16. The method of claim 12 wherein the peanut seeds are not size reduced or visually showing damage to the embryo or cotyledons. A resveratrol-enriched peanut seed wherein the resveratrol concentration is at least 50 micrograms/gram.

17. The peanut seed of claim 16 with a resveratrol concentration of at least 100 micrograms/gram.

18. The peanut seed of claim 16 with a resveratrol concentration of at least 200 micrograms/gram.

19. The peanut seed of claim 16 not size reduced or visually showing no damage to the embryo or cotyledons.

20. A whole resveratrol-enriched peanut seed with at least about 50 μg resveratrol per g of dry seed.

21. The peanut seed of claim 20 not size reduced or visually showing no damage to the embryo or cotyledons.

22. A whole resveratrol-enriched peanut seed with at least about 150 μg resveratrol per g of dry seed.

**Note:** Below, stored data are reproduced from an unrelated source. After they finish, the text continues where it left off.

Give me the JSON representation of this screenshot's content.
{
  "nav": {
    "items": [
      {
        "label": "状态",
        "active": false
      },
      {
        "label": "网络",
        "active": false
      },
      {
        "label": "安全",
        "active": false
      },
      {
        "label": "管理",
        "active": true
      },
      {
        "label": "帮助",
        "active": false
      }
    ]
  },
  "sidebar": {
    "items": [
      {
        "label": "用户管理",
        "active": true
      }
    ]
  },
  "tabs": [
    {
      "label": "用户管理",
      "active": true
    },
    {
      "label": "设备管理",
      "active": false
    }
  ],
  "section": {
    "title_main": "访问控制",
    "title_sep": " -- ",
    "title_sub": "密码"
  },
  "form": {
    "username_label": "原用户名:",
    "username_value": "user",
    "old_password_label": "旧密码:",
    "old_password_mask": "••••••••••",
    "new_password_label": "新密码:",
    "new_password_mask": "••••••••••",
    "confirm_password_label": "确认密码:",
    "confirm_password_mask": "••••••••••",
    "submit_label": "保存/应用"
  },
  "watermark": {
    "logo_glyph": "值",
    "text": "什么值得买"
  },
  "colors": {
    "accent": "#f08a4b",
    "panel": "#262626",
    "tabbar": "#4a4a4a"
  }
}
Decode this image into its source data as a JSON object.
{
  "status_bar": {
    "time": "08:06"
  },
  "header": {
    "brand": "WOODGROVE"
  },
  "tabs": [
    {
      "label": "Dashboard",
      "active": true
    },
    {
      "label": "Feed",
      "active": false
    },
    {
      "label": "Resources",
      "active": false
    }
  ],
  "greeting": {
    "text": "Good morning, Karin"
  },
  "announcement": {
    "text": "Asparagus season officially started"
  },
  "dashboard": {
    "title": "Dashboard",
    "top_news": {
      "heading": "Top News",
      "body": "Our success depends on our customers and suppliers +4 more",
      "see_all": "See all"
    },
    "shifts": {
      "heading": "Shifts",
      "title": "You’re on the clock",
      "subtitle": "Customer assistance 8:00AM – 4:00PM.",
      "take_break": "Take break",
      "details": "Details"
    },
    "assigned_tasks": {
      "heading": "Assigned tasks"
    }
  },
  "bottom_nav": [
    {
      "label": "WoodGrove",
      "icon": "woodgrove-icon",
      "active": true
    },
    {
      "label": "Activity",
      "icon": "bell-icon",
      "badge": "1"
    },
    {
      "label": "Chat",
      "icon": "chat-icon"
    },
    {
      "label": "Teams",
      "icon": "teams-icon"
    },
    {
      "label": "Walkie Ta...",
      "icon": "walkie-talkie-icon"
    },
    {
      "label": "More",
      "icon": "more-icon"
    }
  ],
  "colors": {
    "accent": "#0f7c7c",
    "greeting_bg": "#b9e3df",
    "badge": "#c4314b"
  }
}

23. The peanut seed of claim 22 not size reduced or visually showing no damage to the embryo or cotyledons.

24. The peanut seed of claim 22 with at least about 250 μg resveratrol per g of dry seed, not size reduced or visually showing no damage to the embryo or cotyledons.

25. The peanut seed of claim 22 with at least about 300 μg resveratrol per g of dry seed, not size reduced or visually showing no damage to the embryo or cotyledons.

26. The peanut seed of claim 22 with at least about 500 μg resveratrol per g of dry seed, not size reduced or visually showing no damage to the embryo or cotyledons.